Stoolap implements semantic query caching, an intelligent result caching system that can answer new queries by filtering cached results from previous queries. This goes beyond simple query result caching by understanding the relationship between queries.

Overview

Traditional query caches require exact query matches.
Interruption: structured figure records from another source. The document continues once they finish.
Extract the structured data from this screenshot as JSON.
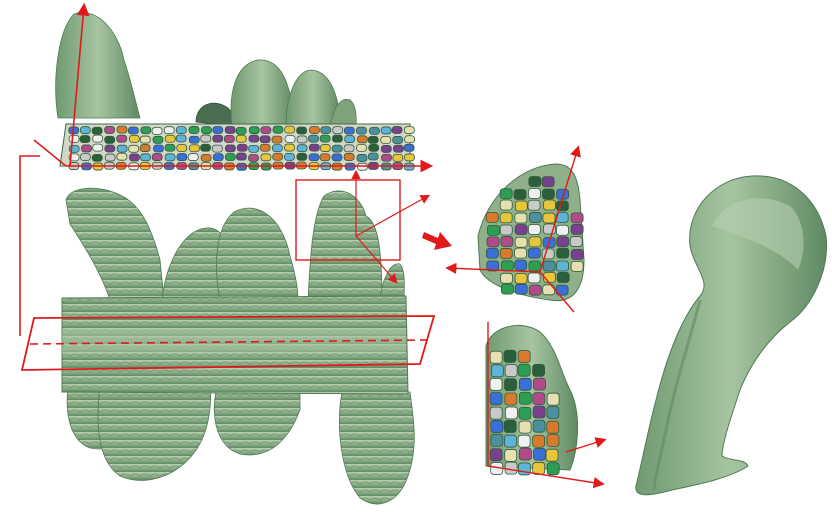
{
  "figure": {
    "tissue_color": "#8fb08b",
    "tissue_shade": "#5f8a63",
    "tissue_highlight": "#bcd3b6",
    "annotation_color": "#e01a1a",
    "cell_palette": [
      "#e8c53a",
      "#3a6fd8",
      "#2e9e55",
      "#c9c9c9",
      "#7a3f8f",
      "#d87a2c",
      "#5fb3d6",
      "#2b5e3a",
      "#e6e0b0",
      "#b04a8a",
      "#4c8f9e",
      "#f0f0f0"
    ]
  },
  "panels": [
    {
      "id": "cross-section-top",
      "content": "segmented-cells-with-surface"
    },
    {
      "id": "main-3d-surface",
      "content": "hypocotyl-with-root-hairs"
    },
    {
      "id": "cut-corner-cells",
      "content": "segmented-cells-corner-cut"
    },
    {
      "id": "half-cut-hair",
      "content": "segmented-cells-half-cut"
    },
    {
      "id": "single-root-hair",
      "content": "isolated-root-hair-surface"
    }
  ]
}
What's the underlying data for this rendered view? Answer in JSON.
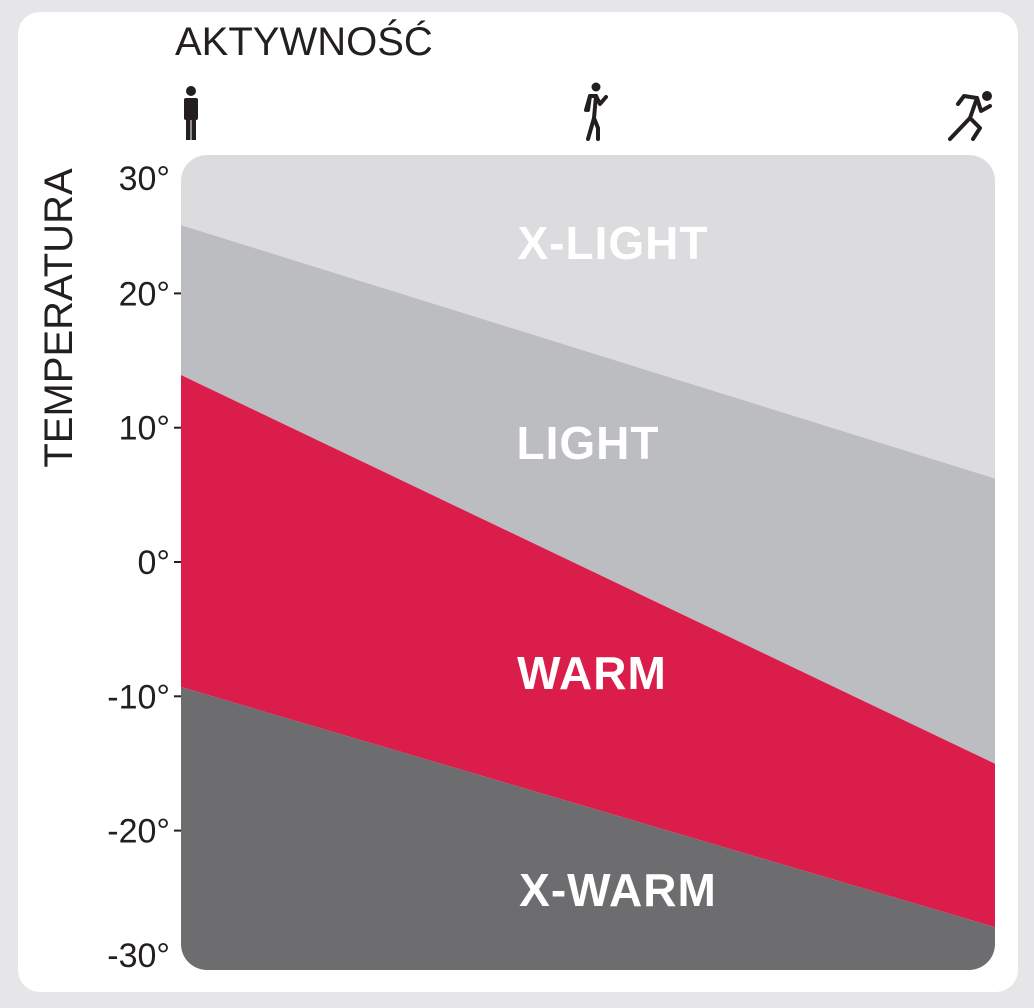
{
  "chart_data": {
    "type": "area",
    "title": "AKTYWNOŚĆ",
    "xlabel": "AKTYWNOŚĆ",
    "ylabel": "TEMPERATURA",
    "x_categories": [
      "standing-icon",
      "walking-icon",
      "running-icon"
    ],
    "ylim": [
      -30,
      30
    ],
    "y_ticks": [
      30,
      20,
      10,
      0,
      -10,
      -20,
      -30
    ],
    "y_tick_labels": [
      "30°",
      "20°",
      "10°",
      "0°",
      "-10°",
      "-20°",
      "-30°"
    ],
    "grid": false,
    "boundaries": [
      {
        "between": [
          "X-LIGHT",
          "LIGHT"
        ],
        "start": 25.2,
        "end": 6.1
      },
      {
        "between": [
          "LIGHT",
          "WARM"
        ],
        "start": 14.1,
        "end": -15.2
      },
      {
        "between": [
          "WARM",
          "X-WARM"
        ],
        "start": -9.2,
        "end": -27.3
      }
    ],
    "bands": [
      {
        "name": "X-LIGHT",
        "color": "#dcdcdf"
      },
      {
        "name": "LIGHT",
        "color": "#bcbdc1"
      },
      {
        "name": "WARM",
        "color": "#da1d4b"
      },
      {
        "name": "X-WARM",
        "color": "#6d6d70"
      }
    ]
  }
}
Semantic caching understands when a new query is a subset of a cached query and can filter the cached results instead of re-executing against storage.

How It Works

Predicate Subsumption

When Query A caches results, and Query B has a stricter predicate that is a subset of Query A’s predicate, Stoolap can answer Query B by filtering the cached results.

Example

-- Query 1: First execution scans the table
SELECT * FROM orders WHERE amount > 100;
-- Result: 5,000 rows cached

-- Query 2: Semantic cache hit!
-- The predicate (amount > 500) is stricter than (amount > 100)
SELECT * FROM orders WHERE amount > 500;
-- Filters cached 5,000 rows to return 1,000 rows
-- No storage access needed!

Supported Subsumption Patterns

Pattern Cached Query New Query Result
Range Tightening col > 100 col > 200 Cache hit
Range Tightening col < 100 col < 50 Cache hit
AND Strengthening col = 'A' col = 'A' AND x > 5 Cache hit
IN List Subset id IN (1,2,3,4,5) id IN (2,3) Cache hit
BETWEEN Narrowing BETWEEN 30 AND 70 BETWEEN 40 AND 60 Cache hit
Equality to Range col > 0 col = 50 Cache hit

Cache Behavior

Cache Keys

Queries are cached per table with these components:

  • Table name
  • Selected columns
  • Predicate structure

Automatic Invalidation

The cache is automatically invalidated when data changes:

  • INSERT operations
  • UPDATE operations
  • DELETE operations
  • TRUNCATE operations
-- Query caches results
SELECT * FROM products WHERE price > 100;

-- INSERT invalidates the cache for 'products' table
INSERT INTO products VALUES (101, 'New Product', 150.00);

-- Next query must re-execute (cache miss)
SELECT * FROM products WHERE price > 100;

Cache Limits

Setting Default Description
Entries per table 64 Maximum cached queries per table
TTL 5 minutes Time-to-live for cached results
Eviction LRU Least-recently-used eviction policy

When Semantic Caching Helps

Best scenarios for semantic caching:

  • Drill-down queries: Starting with broad filters, then narrowing
  • Dashboard queries: Similar queries with different filter values
  • Range queries: Successive queries on ranges
  • Exploratory analysis: Progressively filtering data

When Caching Doesn’t Apply

Cache misses occur when:

  • Predicate is not a strict subset
  • Query has different columns selected
  • Table was modified since caching
  • Cache entry expired (TTL)
  • Cache is full and entry was evicted

Example Use Case

Consider an analytics dashboard showing orders:

-- Initial dashboard load: scan full table
SELECT * FROM orders WHERE order_date >= '2024-01-01';
-- Caches 50,000 orders

-- User filters to specific status: cache hit!
SELECT * FROM orders WHERE order_date >= '2024-01-01' AND status = 'pending';
-- Filters cached results, returns 5,000 orders

-- User narrows date range: cache hit!
SELECT * FROM orders WHERE order_date >= '2024-06-01' AND status = 'pending';
-- Filters cached results, returns 1,000 orders

-- User changes to different status: cache hit!
SELECT * FROM orders WHERE order_date >= '2024-01-01' AND status = 'shipped';
-- Filters cached results from first query

Performance Impact

Semantic caching provides significant speedups when:

  • Base query is expensive (large table scan)
  • Follow-up queries filter the same data
  • Data changes infrequently between queries

Typical speedups:

  • Cache hit with filtering: 10-100x faster than storage access
  • Particularly effective for large result sets being filtered down

Best Practices

  1. Order queries from broad to narrow: Cache broad results first
  2. Use consistent column selections: Same columns enable cache reuse
  3. Be aware of cache invalidation: Writes invalidate relevant caches
  4. Consider query patterns: Design queries to maximize cache hits

Monitoring

Currently, cache statistics are not exposed through SQL. Cache behavior is internal to the query executor.